My Mentor #4
Many of you know the name “Samir.” He has been a central figure in so many of my stories. I got to know him and his family through his oldest son who was part of our university student work called “The Olive Grove” in the late 90’s.
He’s a Lebanese businessman who has lived in Saudi Arabia for many years. Samir and I first met in 1998 and instantly became best friends. He took me under his wing, introduced me to all of his friends – and led me into a new way of thinking about the Middle East and in many ways – Jesus.
He and I and my other friend, also named Sameer, formed a small group of three that would meet together regularly to pray, study the scriptures and dream about life and changing our world. Samir would simply believe what Jesus said. As a Muslim he didn’t have the baggage that I brought to the discussion out of my Christian heritage. As a Muslim he didn’t have the baggage that I brought to the discussion out of my Christian heritage. He would always say “Jesus is closer to us than anybody thinks, his teachings are so simple and straightforward so don’t complicate him. Just read him, believe him, and follow him.” He would just read the words and follow. When Jesus said “If two or three agree on anything in my name…I will do it” – he just believed. And so he would say – “What should we agree on today?”
And the stories that came from that are many and amazing!
Samir taught me how to mix following Jesus and having fun. He used to say that following Jesus means loving him, loving the people, and loving life, so have fun. He would joke “Carl came to teach me about Jesus and I’m here to teach him how to party.” It was true. I arrived in Lebanon as a fairly uptight missionary working hard to convert the heathens. But I didn’t know how to relate. Relax. Have fun! The parties at the Kreidieh’s home were the best. Oftentimes hundreds of people enjoying life with good Cuban cigars, a glass of something good to drink and a live band with dancing. All new to me. But in every corner – and sometimes all together – we’d have amazing conversations about faith, God and life.
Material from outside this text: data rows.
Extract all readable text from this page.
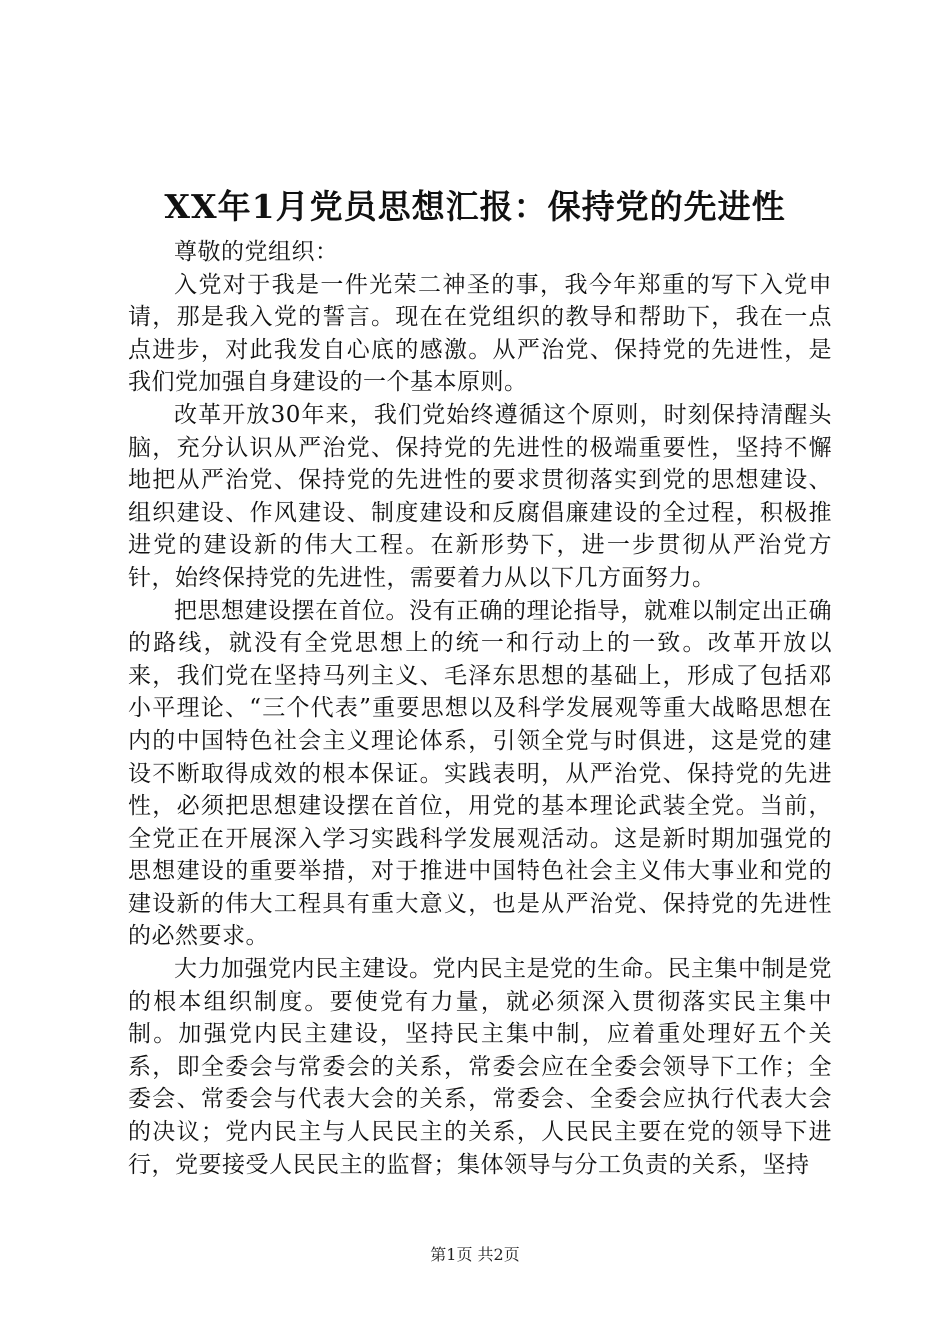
XX年1月党员思想汇报：保持党的先进性

尊敬的党组织：

入党对于我是一件光荣二神圣的事，我今年郑重的写下入党申请，那是我入党的誓言。现在在党组织的教导和帮助下，我在一点点进步，对此我发自心底的感激。从严治党、保持党的先进性，是我们党加强自身建设的一个基本原则。

改革开放30年来，我们党始终遵循这个原则，时刻保持清醒头脑，充分认识从严治党、保持党的先进性的极端重要性，坚持不懈地把从严治党、保持党的先进性的要求贯彻落实到党的思想建设、组织建设、作风建设、制度建设和反腐倡廉建设的全过程，积极推进党的建设新的伟大工程。在新形势下，进一步贯彻从严治党方针，始终保持党的先进性，需要着力从以下几方面努力。

把思想建设摆在首位。没有正确的理论指导，就难以制定出正确的路线，就没有全党思想上的统一和行动上的一致。改革开放以来，我们党在坚持马列主义、毛泽东思想的基础上，形成了包括邓小平理论、“三个代表”重要思想以及科学发展观等重大战略思想在内的中国特色社会主义理论体系，引领全党与时俱进，这是党的建设不断取得成效的根本保证。实践表明，从严治党、保持党的先进性，必须把思想建设摆在首位，用党的基本理论武装全党。当前，全党正在开展深入学习实践科学发展观活动。这是新时期加强党的思想建设的重要举措，对于推进中国特色社会主义伟大事业和党的建设新的伟大工程具有重大意义，也是从严治党、保持党的先进性的必然要求。

大力加强党内民主建设。党内民主是党的生命。民主集中制是党的根本组织制度。要使党有力量，就必须深入贯彻落实民主集中制。加强党内民主建设，坚持民主集中制，应着重处理好五个关系，即全委会与常委会的关系，常委会应在全委会领导下工作；全委会、常委会与代表大会的关系，常委会、全委会应执行代表大会的决议；党内民主与人民民主的关系，人民民主要在党的领导下进行，党要接受人民民主的监督；集体领导与分工负责的关系，坚持

第1页 共2页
Samir has taught me SO much. Ways to think of leadership relationally, not structurally. How to love both the rich and the poor. How to say “no” without saying no. What it looks like to love your kids and wife. How to honor people who deserve honor…and even those who don’t.
Most of what I do now and much of how I do it – came from Samir. My debt to him is lifelong, and my love for him and his family is full of deep gratitude. Thank you Samir!